Après quelques mots sur sa santé, la pluie dehors et quelques factures impayées que j'avais trouvées dans sa maison de West Seattle, nous nous sommes tus. On pourrait penser que des émotions et des mots jailliraient de nos âmes à un moment comme celui-ci. Le temps était compté. Il serait bientôt mort. C'etait maintenant ou jamais.

Au lieu de parler, nous avons juste regardé le match en silence.

De temps en temps, les lumières d'un train Link cliquetant passaient par la fenêtre près de son lit. La ligne de tramway venait juste de commencer à fonctionner. La pièce dans laquelle nous nous trouvions avait un tapis étonnamment moche et des panneaux de plafonniers oppressants. Quand je m'ennuyais des images sportives à la télévision, je fixais mon téléphone. J'enverrais un texto à un ami pour me rencontrer pour prendre un verre plus tard dans la nuit.


Flickr (Rodrigo Basaure)

À un moment donné, j'ai supplié mon père: notre temps ensemble ne serait-il pas mieux utilisé si nous regardions une chaîne d'information ou un talk-show, quelque chose dont nous pourrions discuter ensemble? Il est né et a grandi en Afrique australe. Que savait-il de ce passe-temps entièrement américain? S'il y prêtait attention (je n'avais honnêtement aucune idée d'où était sa tête à tout moment), le la lenteur, l'enchevêtrement épais des règles et le manque d'action dans le jeu doivent être aussi stupides pour lui qu'un rocher sur une assiette. J'ai proposé de changer de chaîne.
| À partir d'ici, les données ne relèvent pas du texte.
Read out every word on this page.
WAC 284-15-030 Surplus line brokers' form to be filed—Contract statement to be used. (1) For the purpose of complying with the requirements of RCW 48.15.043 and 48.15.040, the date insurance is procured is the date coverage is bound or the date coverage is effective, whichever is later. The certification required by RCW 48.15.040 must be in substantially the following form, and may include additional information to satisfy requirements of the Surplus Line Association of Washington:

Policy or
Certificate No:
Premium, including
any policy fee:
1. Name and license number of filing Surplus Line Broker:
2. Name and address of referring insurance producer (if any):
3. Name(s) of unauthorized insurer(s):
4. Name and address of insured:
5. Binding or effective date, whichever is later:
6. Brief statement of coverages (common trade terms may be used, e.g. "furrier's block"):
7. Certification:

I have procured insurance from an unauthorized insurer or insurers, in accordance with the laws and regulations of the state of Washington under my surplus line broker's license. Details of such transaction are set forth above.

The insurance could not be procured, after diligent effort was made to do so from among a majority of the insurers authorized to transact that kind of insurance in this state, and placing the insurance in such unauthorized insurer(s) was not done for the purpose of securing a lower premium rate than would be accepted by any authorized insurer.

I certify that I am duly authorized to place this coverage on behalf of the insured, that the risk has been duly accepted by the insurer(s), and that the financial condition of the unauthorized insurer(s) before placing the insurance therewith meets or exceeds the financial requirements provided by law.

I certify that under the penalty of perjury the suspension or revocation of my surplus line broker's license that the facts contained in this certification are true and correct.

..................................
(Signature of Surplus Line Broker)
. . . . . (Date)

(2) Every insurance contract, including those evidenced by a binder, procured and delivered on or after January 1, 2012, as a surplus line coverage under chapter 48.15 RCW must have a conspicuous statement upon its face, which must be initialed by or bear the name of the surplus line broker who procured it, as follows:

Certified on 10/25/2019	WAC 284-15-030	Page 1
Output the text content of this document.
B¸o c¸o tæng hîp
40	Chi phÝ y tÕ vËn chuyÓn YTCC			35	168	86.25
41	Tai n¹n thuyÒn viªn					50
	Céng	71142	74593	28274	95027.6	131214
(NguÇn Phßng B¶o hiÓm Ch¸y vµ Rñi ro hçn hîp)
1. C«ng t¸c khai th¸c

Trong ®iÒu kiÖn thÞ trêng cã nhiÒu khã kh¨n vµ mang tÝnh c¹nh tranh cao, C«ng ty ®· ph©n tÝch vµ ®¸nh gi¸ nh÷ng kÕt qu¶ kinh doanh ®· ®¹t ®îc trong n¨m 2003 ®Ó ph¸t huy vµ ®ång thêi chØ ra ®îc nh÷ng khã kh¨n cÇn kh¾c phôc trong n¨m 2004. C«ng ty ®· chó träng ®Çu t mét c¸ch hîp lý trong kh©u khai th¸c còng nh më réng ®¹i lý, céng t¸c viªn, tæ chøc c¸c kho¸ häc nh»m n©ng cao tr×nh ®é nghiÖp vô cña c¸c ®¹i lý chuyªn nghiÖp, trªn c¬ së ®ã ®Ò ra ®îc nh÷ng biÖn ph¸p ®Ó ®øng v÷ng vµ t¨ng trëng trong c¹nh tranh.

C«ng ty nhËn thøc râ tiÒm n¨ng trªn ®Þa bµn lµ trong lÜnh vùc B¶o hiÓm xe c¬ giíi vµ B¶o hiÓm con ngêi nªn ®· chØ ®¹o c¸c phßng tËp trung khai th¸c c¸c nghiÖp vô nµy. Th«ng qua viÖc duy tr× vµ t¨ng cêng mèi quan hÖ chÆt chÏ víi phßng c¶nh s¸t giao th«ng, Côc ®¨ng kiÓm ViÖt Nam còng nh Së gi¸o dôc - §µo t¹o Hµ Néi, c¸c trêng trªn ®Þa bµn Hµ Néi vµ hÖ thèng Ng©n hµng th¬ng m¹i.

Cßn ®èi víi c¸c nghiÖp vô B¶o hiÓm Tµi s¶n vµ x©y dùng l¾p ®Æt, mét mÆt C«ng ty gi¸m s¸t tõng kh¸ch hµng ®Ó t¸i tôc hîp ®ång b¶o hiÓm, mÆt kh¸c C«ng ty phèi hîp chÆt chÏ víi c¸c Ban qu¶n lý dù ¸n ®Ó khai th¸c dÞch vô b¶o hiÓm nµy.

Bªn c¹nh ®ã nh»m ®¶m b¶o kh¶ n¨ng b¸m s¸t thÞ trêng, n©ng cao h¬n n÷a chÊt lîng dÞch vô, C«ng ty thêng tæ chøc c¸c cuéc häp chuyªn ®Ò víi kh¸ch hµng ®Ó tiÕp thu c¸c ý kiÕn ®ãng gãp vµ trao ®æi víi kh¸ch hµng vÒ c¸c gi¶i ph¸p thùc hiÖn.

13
« Non, il ne reste que 2 manches. Je veux le voir jusqu'au bout.

J'ai été complètement pris par surprise.

« Vous connaissez le baseball? » J'ai dit.

"Oui beaucoup."

«Mais comment connaissez-vous le baseball? Du simple fait de le regarder à la télévision? »

Tout ce que je pouvais faire était de fixer cet étranger dans le lit, de fixer son long front et de me demander quelles autres choses étranges étaient stockées dans son cerveau.

"Non, on m'a appris le jeu quand j'étais élève à l'école Old Mutare Mission", a-t-il déclaré, faisant référence à sa première éducation dans les années 1950. « Il y avait un professeur américain qui n'aimait pas le cricket, alors il a décidé de nous enseigner le baseball. Il nous emmenait sur le terrain, posait les bases et nous jouions au ballon. Il s'appelait Clendon.

« Donc, vous connaissez toutes les règles? »

« Oui, je le veux… Soit dit en passant, ce match est très serré, mais je pense que les Yankees vont gagner. Ils ont de meilleurs frappeurs.

Tout ce que je pouvais faire était de fixer cet étranger dans le lit, de fixer son long front et de me demander quelles autres choses étranges étaient stockées dans son cerveau. Plus étonnant encore, il s'est avéré avoir une compréhension plus profonde du jeu que moi. Il avait raison. Les Yankees étaient la meilleure équipe. Ils ont gagné 3-1 ce soir-là.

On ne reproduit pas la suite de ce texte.